Intranuclear dynamics of DNA polymerase alpha differs between the transplanted R3230AC mammary adenocarcinomas and the host mammary gland depending on lactation cycle.


DNA polymerase alpha activity was markedly higher in all nuclear ...
DNA polymerase alpha activity was markedly higher in all nuclear subfractions, including nuclear matrix, from transplanted R3230AC mammary adenocarcinomas than in the analogous fractions from mammary gland of same tumor-bearing pregnant or lactating rats. Changes in host lactational status had no significant effect on subnuclear distribution of tumor DNA polymerase alpha activity, with the majority (60-75%) localized in soluble nucleoplasm and a significant amount (13-20%) retained in the nuclear matrix. In the host mammary gland, nuclear matrix-bound DNA polymerase alpha was highest, accounting for 48% of total nuclear activity, during late pregnancy when mammary cells undergo rapid raplication.

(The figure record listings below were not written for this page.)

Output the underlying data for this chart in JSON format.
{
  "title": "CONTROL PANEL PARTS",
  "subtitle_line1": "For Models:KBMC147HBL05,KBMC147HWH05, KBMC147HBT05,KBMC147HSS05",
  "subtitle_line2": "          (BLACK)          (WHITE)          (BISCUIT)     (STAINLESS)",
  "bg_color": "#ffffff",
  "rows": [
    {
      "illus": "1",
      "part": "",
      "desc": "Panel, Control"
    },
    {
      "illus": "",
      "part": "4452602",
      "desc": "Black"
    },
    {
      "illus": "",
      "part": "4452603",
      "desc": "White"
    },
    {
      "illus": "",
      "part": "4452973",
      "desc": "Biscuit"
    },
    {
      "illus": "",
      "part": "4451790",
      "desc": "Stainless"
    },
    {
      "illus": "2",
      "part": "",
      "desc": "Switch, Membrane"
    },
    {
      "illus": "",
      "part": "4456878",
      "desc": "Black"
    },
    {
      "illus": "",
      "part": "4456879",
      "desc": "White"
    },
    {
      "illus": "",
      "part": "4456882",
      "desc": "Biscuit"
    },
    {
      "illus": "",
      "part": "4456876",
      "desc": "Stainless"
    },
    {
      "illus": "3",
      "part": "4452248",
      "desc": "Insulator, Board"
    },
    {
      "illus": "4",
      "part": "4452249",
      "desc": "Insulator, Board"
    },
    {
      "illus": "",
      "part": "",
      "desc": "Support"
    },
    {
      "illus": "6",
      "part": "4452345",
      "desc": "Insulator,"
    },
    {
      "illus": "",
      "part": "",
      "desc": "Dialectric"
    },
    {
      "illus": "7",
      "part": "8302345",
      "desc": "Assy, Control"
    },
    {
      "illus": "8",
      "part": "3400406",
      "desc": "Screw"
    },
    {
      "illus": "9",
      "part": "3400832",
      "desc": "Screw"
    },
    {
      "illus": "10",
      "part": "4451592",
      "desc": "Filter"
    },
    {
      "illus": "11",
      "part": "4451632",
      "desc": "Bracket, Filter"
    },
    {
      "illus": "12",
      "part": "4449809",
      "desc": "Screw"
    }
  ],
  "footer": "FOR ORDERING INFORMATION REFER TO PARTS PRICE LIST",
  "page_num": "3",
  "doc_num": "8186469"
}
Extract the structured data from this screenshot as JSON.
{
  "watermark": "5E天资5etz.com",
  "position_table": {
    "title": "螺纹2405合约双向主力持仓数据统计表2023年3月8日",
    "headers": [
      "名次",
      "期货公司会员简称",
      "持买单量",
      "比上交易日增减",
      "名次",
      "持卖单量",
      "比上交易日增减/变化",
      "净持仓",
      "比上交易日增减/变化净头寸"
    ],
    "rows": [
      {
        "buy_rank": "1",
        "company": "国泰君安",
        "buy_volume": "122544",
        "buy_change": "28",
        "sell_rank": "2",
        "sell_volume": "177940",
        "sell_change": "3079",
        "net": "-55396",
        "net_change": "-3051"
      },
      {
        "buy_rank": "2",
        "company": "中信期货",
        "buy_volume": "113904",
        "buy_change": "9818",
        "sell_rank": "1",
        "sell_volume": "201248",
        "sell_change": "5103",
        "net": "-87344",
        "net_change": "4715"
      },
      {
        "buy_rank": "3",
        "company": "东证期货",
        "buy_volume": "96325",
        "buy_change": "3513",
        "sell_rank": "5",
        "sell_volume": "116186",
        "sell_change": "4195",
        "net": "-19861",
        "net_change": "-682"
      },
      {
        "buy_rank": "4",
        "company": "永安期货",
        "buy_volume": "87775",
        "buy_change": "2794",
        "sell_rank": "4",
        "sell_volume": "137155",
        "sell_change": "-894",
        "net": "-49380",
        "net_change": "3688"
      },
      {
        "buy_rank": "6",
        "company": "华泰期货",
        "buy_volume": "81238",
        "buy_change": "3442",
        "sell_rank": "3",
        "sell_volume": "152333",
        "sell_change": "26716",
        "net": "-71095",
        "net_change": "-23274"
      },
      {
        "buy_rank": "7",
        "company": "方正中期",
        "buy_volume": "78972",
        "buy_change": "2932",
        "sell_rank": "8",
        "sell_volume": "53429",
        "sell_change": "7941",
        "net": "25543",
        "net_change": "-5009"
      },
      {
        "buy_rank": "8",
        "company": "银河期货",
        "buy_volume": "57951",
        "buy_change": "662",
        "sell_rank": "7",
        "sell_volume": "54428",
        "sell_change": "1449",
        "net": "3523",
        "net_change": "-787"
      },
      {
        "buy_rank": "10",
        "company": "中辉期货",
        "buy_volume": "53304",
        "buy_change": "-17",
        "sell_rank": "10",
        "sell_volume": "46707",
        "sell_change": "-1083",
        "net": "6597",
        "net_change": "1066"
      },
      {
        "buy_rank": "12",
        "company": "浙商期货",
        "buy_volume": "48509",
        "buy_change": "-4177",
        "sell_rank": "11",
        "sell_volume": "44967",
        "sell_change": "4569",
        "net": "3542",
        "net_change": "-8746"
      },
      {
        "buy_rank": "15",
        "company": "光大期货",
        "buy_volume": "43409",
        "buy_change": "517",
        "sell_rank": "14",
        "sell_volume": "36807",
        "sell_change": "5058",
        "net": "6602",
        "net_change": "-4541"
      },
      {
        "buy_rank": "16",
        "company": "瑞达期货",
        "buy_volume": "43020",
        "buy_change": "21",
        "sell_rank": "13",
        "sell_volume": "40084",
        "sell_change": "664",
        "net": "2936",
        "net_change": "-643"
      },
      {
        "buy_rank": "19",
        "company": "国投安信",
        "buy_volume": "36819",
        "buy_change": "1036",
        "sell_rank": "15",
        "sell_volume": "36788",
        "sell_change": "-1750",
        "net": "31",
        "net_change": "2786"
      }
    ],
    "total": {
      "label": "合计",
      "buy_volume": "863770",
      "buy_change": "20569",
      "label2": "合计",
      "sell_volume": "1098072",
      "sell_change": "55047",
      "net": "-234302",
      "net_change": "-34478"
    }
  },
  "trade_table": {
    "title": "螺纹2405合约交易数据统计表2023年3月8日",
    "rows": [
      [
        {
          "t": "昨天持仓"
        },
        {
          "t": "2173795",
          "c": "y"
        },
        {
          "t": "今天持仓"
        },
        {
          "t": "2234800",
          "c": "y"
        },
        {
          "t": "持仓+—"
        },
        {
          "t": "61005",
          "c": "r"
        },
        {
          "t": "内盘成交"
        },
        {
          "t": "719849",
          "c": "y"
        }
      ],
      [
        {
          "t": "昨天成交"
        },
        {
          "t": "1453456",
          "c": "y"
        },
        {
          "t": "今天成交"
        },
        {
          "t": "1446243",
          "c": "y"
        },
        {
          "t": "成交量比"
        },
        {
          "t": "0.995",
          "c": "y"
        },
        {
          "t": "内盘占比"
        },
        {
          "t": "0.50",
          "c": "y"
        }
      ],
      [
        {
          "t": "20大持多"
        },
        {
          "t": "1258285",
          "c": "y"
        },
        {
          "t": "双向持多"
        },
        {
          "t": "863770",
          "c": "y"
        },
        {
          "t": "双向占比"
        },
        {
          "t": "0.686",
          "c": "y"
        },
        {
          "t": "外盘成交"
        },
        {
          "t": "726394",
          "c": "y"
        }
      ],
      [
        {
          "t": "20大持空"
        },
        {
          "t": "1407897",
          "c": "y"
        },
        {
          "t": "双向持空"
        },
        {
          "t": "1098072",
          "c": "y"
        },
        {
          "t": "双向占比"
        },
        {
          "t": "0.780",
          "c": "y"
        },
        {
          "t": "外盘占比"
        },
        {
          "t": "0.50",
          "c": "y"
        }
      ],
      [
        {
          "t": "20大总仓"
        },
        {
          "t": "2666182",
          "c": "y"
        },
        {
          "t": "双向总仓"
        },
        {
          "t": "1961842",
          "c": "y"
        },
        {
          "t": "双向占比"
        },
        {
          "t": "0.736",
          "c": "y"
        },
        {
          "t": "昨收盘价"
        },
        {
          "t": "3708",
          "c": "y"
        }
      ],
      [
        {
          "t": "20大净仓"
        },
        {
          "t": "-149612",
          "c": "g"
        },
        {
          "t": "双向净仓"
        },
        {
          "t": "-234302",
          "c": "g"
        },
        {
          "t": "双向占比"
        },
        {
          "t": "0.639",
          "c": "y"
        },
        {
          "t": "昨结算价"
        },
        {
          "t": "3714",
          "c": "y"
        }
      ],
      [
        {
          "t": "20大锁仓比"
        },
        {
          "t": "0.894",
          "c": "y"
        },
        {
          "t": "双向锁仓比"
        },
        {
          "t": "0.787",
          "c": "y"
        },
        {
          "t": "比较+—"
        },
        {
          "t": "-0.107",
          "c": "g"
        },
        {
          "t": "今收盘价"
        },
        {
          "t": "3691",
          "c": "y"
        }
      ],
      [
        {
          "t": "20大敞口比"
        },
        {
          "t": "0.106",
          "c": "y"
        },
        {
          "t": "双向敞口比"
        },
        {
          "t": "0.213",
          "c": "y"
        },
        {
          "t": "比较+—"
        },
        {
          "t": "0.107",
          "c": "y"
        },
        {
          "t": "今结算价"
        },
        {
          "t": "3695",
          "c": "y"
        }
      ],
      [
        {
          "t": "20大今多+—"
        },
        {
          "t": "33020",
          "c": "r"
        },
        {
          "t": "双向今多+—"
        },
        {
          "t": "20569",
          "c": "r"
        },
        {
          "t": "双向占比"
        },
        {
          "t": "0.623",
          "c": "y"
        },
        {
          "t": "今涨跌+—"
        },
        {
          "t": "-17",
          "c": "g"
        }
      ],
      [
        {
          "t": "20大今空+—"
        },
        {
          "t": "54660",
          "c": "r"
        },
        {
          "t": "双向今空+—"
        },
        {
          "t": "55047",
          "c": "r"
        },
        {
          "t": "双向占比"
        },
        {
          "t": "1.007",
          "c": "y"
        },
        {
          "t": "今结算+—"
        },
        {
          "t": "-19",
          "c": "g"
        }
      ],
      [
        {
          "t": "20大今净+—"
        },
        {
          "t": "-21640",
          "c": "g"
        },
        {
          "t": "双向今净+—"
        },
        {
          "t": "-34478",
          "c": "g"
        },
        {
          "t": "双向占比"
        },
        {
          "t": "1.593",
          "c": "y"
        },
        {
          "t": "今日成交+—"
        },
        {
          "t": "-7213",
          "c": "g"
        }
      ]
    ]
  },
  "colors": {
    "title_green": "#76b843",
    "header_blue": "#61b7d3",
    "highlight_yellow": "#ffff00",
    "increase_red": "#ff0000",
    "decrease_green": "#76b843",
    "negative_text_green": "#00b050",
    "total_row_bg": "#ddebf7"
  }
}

During lactation, when cells in mammary gland cease to divide, only 8% of enzyme activity was in the nuclear matrix, while the majority (60-80%) of DNA polymerase alpha activity was localized in nucleoplasm. In both R3230AC tumor and mammary gland regardless of host's lactational status, the majority (60-80%) of DNA polymerase beta activity was localized in the high salt-soluble chromatin. These present data thus suggest that, regardless of host lactational status, R3230AC tumor has many cycling cells, each with a large pool of DNA polymerase alpha molecules maintaining maximal and constant replicative activity, while normal mammary gland cells have a smaller pool of DNA polymerase alpha which become primarily matrix-bound only during active cell replication during late pregnancy. A constant localization of nuclear DNA polymerase beta in chromatin in both mammary gland and the tumor suggest it is not important in mammary cell proliferation.